DANS UN AUTRE LANGAGE


On a mis des tuyaux dans le champ du potier, des poils en plastique dans la barbe des morts, des carcasses d’autos dans le ravage des chevreuils. Un néon détraqué clignote sur la crête. La pelle d’un bulldozer est comme le poing d’un homme fracassant les fougères. La parole marche au pas. On a vendu son âme et les mots pour le dire. Nous devrons nous parler dans un autre langage. Quand la nuit tombe, les pierres dans les murs cherchent la main de l’homme. La lumière se cache dans les cosses des pois, sous le noir des lunettes, dans l’ombre des statues et les écrans de fumée. Je bois de l’encre pour me rendre visible. Les morts mangent de l’ombre pour attirer le soleil.

Dans les combats de coq, on déterre toujours des arguments rouillés. Devant tous ceux qui savent et montrent leur cerveau comme on montre la voie, je m’assois sur le sol, une brindille aux dents, pour regarder le ciel. Je lis sur les nuages les réponses du vent. Je m’accroche à l’arbre, à la lenteur des racines, au vertige des mots. Sans quelques mottes de terre, l’abîme nous boirait. Les oiseaux quand ils chantent n’avouent pas leurs vadrouilles; ils donnent au silence un bec de printemps, une plume au désordre, une couleur à la paix. Sur la route du rêve, je me heurte aux vivants.

Je resterai toujours du côté des fragiles. Ma voix se réfugie dans le bois rouge de l’âme. Je lutte fleur à fleur contre l’acier du temps. J’écoute les insectes derrière le mur du son, la source sous la pierre et le rire des fées derrière le décor. Je cherche une rivière entre l’immonde et l’immobile. Je porte une civière aux étoiles blessées. Ne creusez pas la tombe. Les morts se dispersent dans les rides et les rires, dans chaque atome d’homme qui cherche la lumière. Un fil de laine nous relie à la pelote du rêve. À l’école des champs, les fleurs enseignent le soleil.

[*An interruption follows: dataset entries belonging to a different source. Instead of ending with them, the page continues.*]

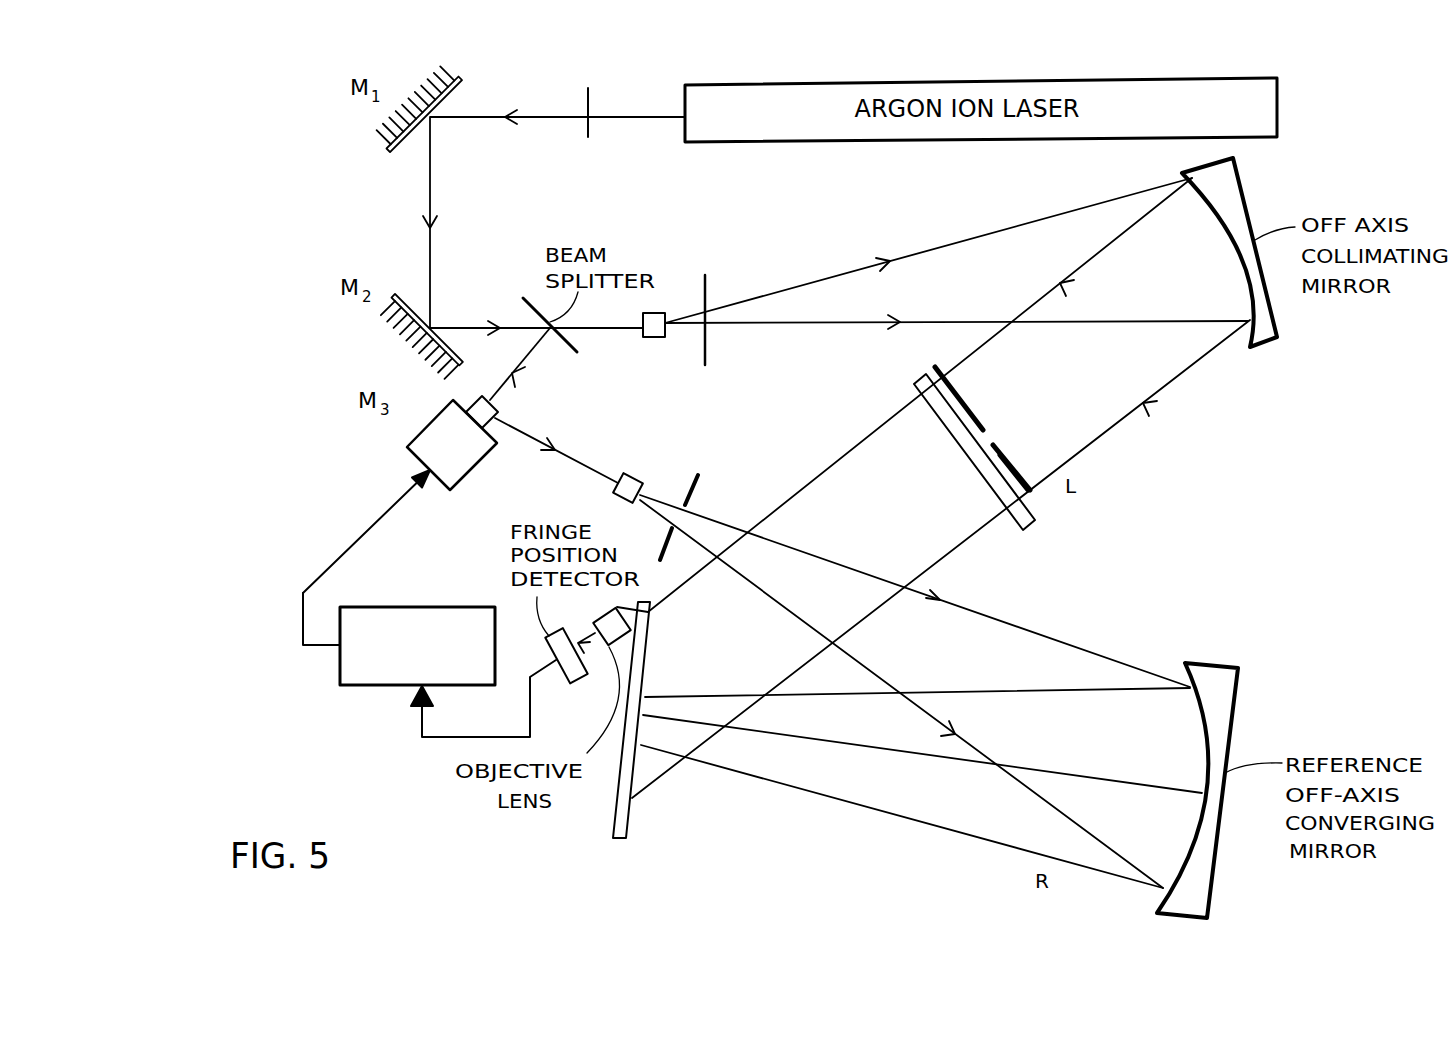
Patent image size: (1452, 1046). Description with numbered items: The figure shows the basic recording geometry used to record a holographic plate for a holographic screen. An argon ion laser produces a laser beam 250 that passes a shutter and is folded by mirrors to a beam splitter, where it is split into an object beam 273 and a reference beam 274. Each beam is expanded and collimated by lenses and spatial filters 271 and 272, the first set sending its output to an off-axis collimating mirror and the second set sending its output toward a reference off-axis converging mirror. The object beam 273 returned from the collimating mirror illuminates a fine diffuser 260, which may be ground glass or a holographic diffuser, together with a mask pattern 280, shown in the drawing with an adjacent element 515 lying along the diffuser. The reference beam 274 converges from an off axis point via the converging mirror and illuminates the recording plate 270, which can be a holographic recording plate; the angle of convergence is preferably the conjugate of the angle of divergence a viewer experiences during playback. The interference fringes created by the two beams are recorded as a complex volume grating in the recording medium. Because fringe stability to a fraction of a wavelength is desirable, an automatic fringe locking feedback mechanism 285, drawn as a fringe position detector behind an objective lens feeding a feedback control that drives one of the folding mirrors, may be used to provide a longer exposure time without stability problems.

The laser beam 250 is at (645, 117).
The lenses and spatial filters 271 is at (657, 338).
The lenses and spatial filters 272 is at (638, 477).
The object beam 273 is at (908, 549).
The reference beam 274 is at (802, 790).
The fine diffuser 260 is at (1040, 482).
The mask pattern 280 is at (1040, 500).
The automatic fringe locking feedback mechanism 285 is at (303, 623).
The diffuser 515 is at (982, 422).
The recording plate 270 is at (639, 756).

Je lance dans la neige une poignée de braises. Je sème dans la nuit la graine des lucioles et celle des oiseaux dans la terre du ciel. Je rafistole le sang dans le bras mort du temps. Je répare la vie au ventre des berceaux. Que ferons-nous des mots, des images, des rêves ? On laisse la bonté mendier sa pitance sans lui donner du pain. L’espoir est frère du malheur. Le souffle éteignant l’allumette peut ranimer la braise. Je délaisse l’époque pour habiter le temps. Chaque matin porte en lui l’éternité du monde.

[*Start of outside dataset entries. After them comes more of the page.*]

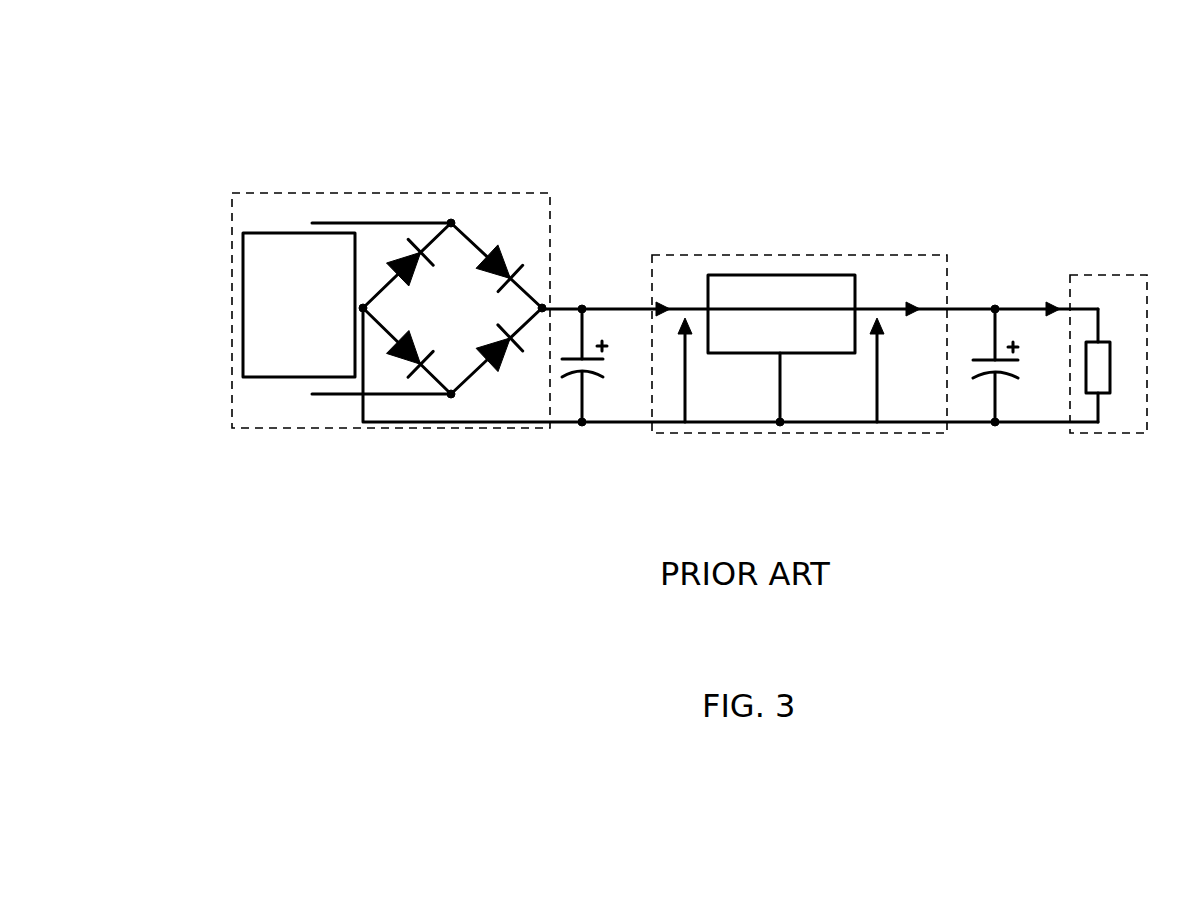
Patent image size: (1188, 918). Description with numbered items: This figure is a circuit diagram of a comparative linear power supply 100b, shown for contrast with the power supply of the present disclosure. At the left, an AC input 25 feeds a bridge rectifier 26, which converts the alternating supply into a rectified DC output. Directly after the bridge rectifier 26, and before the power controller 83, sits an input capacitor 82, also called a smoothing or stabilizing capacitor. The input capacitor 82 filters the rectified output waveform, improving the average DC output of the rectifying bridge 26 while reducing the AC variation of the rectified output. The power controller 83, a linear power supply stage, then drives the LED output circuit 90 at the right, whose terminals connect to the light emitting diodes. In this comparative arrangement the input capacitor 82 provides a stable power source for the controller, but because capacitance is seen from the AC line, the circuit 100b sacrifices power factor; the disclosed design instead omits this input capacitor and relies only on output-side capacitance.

The comparative linear power supply 100b is at (807, 58).
The AC input 25 is at (312, 193).
The bridge rectifier 26 is at (427, 327).
The input capacitor 82 is at (598, 343).
The power controller 83 is at (800, 255).
The LED output circuit 90 is at (1093, 275).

Sous les étals, sur les écrans et les moulins à vente, les fellateurs sucent la monnaie du pouvoir. Dans les prisons de verre, on se pend sans un fil. J’oppose au désespoir un visage d’enfant, un crayon à mine aux champs de mines, le désir au désert, la caresse aux prophètes. Ne me dites plus vous ni il ni jamais. Chaque mort parle en nous avec une voix unique. Je désespère de l’homme mais jamais de son chant. Tant qu’il y aura des cris appuyés au silence, des sons sur du papier, des images, des couleurs, des formes dans la nuit arrachées au soleil, je cracherai des mots pour me sentir vivant. Je ne veux pas savoir si j’ai raison ou non. Je témoigne simplement des battements du cœur. La faim mène plus loin que l’appétit des ogres.

J’écris avec la foudre, le foutre et l’absolu, comme un chien qui aboie, comme un loup pris au piège. J’écris avec le sang, la mémoire et la mort, avec la verticale redressant l’horizon, la chanson de ma mère remontant la rivière sur la « Valse Miroir », avec les chants indiens sur les tambours de peau et le ventre des femmes où se nourrit la vie. J’écris avec les manques, les trous de mémoire, les pas perdus, avec la soif du verre et l’avenir du fruit. J’écris pour mes enfants qui me lisent en cachette.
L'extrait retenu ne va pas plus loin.